Read your Policy: What are the benefits? Which kinds of services are included? Outpatient or inpatient care? Is it a serious or “non-serious” diagnosis?

Know the law: Contact your local Health Association to determine your states legal requirements regarding insurance payments for all illness. Does your state require full or partial parity? Are parity benefits available only to patients with “Serious Illness” or is a so-called non-serious illness also included?

Provide written documentation: Some insurance companies may not consider some diagnosis’s serious. In this case, you will need documentation to validate required services. Obtain a letter of medical necessity from your doctor and get test results showing the medical need for you or your child to receive certain services, based on the diagnosis.

Keep good records: Remember, you’ll be dealing with a bureaucracy. Keep the names and numbers of everyone with whom you speak, the dates on which you spoke, and what transpired in the conversation.

Start early: If you can, start the appeals process prior to initiating treatment. If the doctor says your child will need to be seen once a week for a year, begin immediately to appeal your insurance company’s policy of reimbursing only 20 visits a year.

Call and Ask the Insurance Company:

What are the prerequisites for receiving health benefits?

How many visits are allowed annually for you or your child’s diagnosis? Can multiple services be combined on one day and be counted as only one day or one visit?

Which services must be pre-certified–by whom?

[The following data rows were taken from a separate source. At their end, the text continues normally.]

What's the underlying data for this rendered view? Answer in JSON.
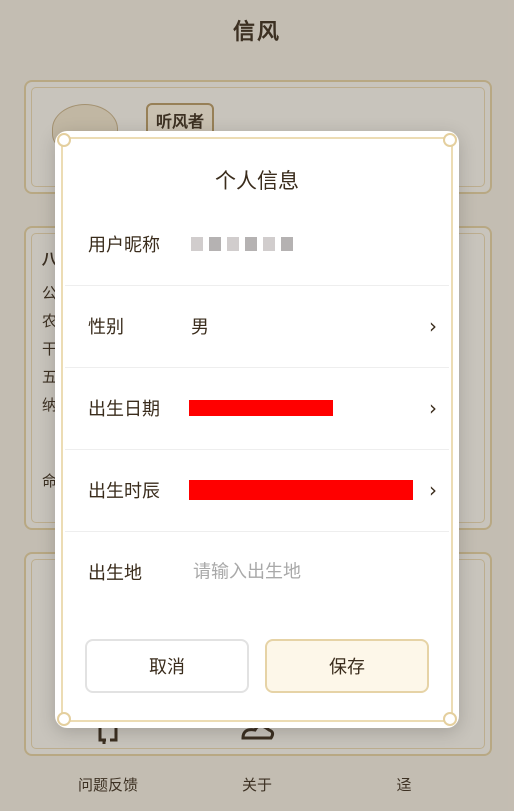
{
  "app": {
    "title": "信风"
  },
  "background": {
    "profile": {
      "nickname_badge": "听风者"
    },
    "info_card": {
      "labels": [
        "八",
        "公",
        "农",
        "干",
        "五",
        "纳",
        "命"
      ]
    },
    "bottom_nav": [
      {
        "label": "问题反馈",
        "icon": "feedback-icon"
      },
      {
        "label": "关于",
        "icon": "cloud-icon"
      },
      {
        "label": "迳",
        "icon": "extra-icon"
      }
    ]
  },
  "dialog": {
    "title": "个人信息",
    "fields": {
      "nickname": {
        "label": "用户昵称"
      },
      "gender": {
        "label": "性别",
        "value": "男"
      },
      "birth_date": {
        "label": "出生日期"
      },
      "birth_hour": {
        "label": "出生时辰"
      },
      "birthplace": {
        "label": "出生地",
        "placeholder": "请输入出生地"
      }
    },
    "buttons": {
      "cancel": "取消",
      "save": "保存"
    }
  },
  "colors": {
    "accent_gold": "#e6d3a6",
    "redaction": "#ff0000",
    "text": "#3a2c1c"
  }
}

Be positive, polite and patient with the customer service representative. Remember that he/she is only the messenger, not the decision-maker. They are the gatekeepers and can either provide you with access to a decision maker or make your life miserable, depending on how you interact with them.

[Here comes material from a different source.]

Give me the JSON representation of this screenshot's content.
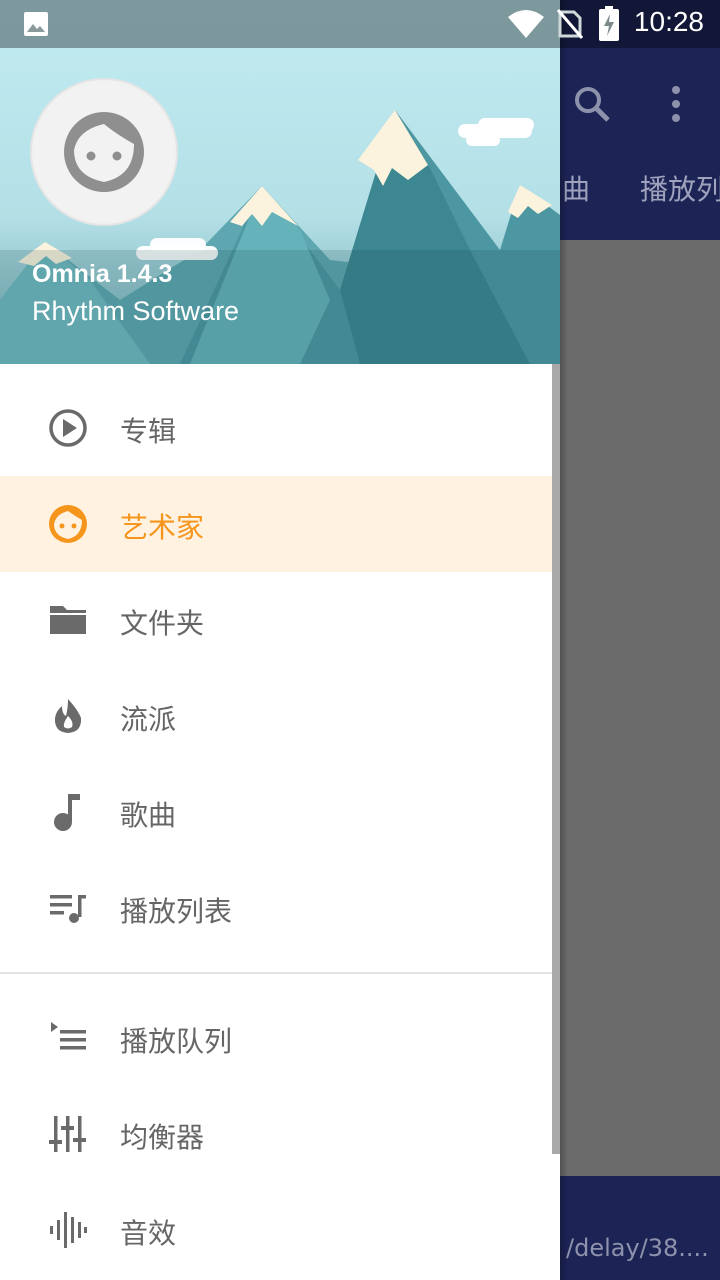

Be persistent. There are no magic bullets. Be like a dog with a bone and don’t give up until you get the answer you want. If you get nowhere after several calls, ask for a supervisor or a nurse in the pre-certification department.

Remember that you do have the right to appeal if your claim is denied. Most consumers get discouraged and will not continue to pursue a claim that should or could be paid. Insurance companies count on that happening, so get out there and claim what’s justifiably belong to you.